Why has this taken so long, even though the new code is still unproven (i.e. the proof hasn't progressed beyond chapter 4)?
The Visitor pattern turned out to be quite a nut to crack. Bob has used templated accept()
methods. This means a concrete visitor can choose to return whatever type it needs -- the example AST printer returns a string, but later in the book, other types might come in handy. Unfortunately, in Ada generic functions cannot be overloaded, so I couldn't copy this approach. I tried to code around this restriction only to discover I didn't really understand the Visitor pattern (which I hadn't encountered before).
After some searching, I found an Ada implementation by Matthew Heaney. He, too, uses generics, but in a different way. The gist is that instead of returning a value, the Visitor type ("object") stores the data internally -- this is not a problem because the abstract visitor type is extended (subclassed) anyway -- and can then be queried by the caller. There seems to be a bit more boilerplate code, but most of this is written by Lox's source code generator, so this is no real problem.
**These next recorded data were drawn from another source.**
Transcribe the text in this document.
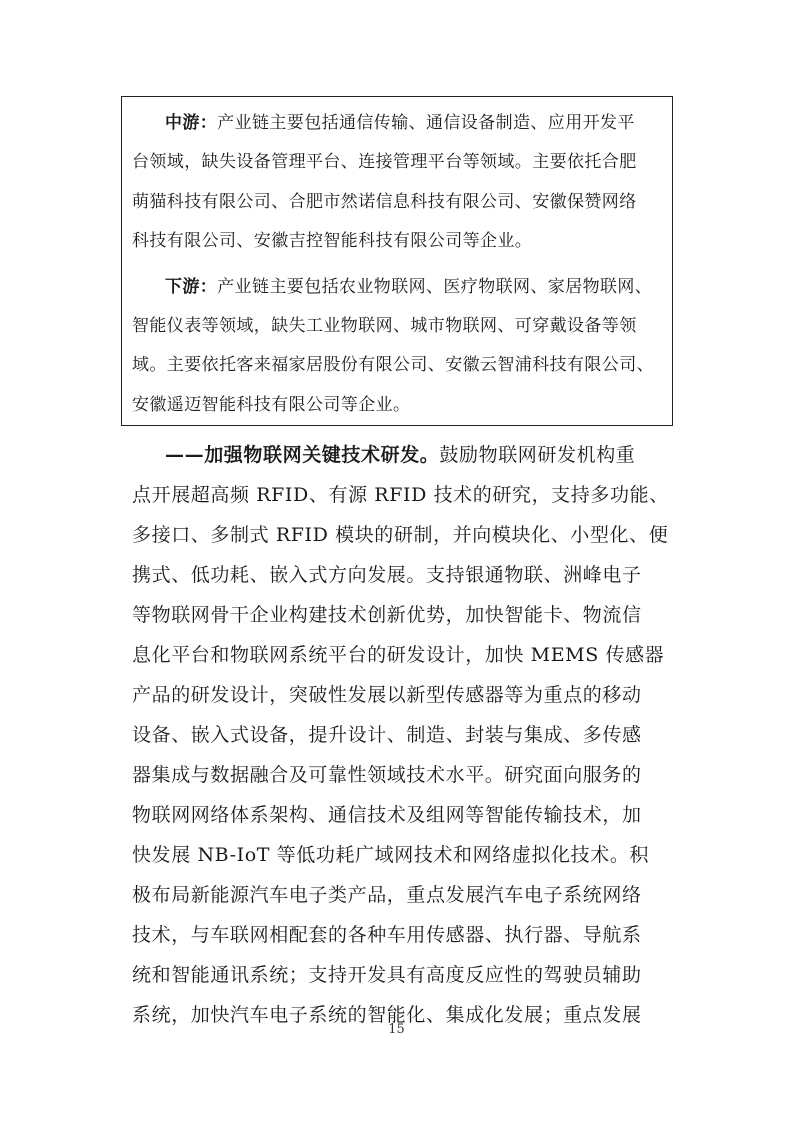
中游：产业链主要包括通信传输、通信设备制造、应用开发平
台领域，缺失设备管理平台、连接管理平台等领域。主要依托合肥
萌猫科技有限公司、合肥市然诺信息科技有限公司、安徽保赞网络
科技有限公司、安徽吉控智能科技有限公司等企业。
下游：产业链主要包括农业物联网、医疗物联网、家居物联网、
智能仪表等领域，缺失工业物联网、城市物联网、可穿戴设备等领
域。主要依托客来福家居股份有限公司、安徽云智浦科技有限公司、
安徽遥迈智能科技有限公司等企业。
——加强物联网关键技术研发。鼓励物联网研发机构重
点开展超高频 RFID、有源 RFID 技术的研究，支持多功能、
多接口、多制式 RFID 模块的研制，并向模块化、小型化、便
携式、低功耗、嵌入式方向发展。支持银通物联、洲峰电子
等物联网骨干企业构建技术创新优势，加快智能卡、物流信
息化平台和物联网系统平台的研发设计，加快 MEMS 传感器
产品的研发设计，突破性发展以新型传感器等为重点的移动
设备、嵌入式设备，提升设计、制造、封装与集成、多传感
器集成与数据融合及可靠性领域技术水平。研究面向服务的
物联网网络体系架构、通信技术及组网等智能传输技术，加
快发展 NB-IoT 等低功耗广域网技术和网络虚拟化技术。积
极布局新能源汽车电子类产品，重点发展汽车电子系统网络
技术，与车联网相配套的各种车用传感器、执行器、导航系
统和智能通讯系统；支持开发具有高度反应性的驾驶员辅助
系统，加快汽车电子系统的智能化、集成化发展；重点发展
15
The second nut stems from a shortcoming in current prover technology: Gnatprove cannot deal with aliasing (i.e. writing to one variable changes the value of another), and therefore access variables (pointers) are not allowed in SPARK. This is not as large a problem as it may seem since Ada programmers use access variables very sparingly. But the abstract syntax tree has nodes containing other nodes, so some kind of reference is needed.
I have decided to store all Exprs in a Formal_Indefinite_Vector (a container supplied by the standard library) and refer to them by their index in the vector.
I am quite satisfied with how far lox-spark has come, this is a good way to start the weekend.
What's next? Obviously, the new code needs to be annotated and proven. Also, chapter six has been out for almost two weeks, so there's still more code to be written. I haven't yet decided on where to start, so maybe I'll take advantage of git and do both in parallel.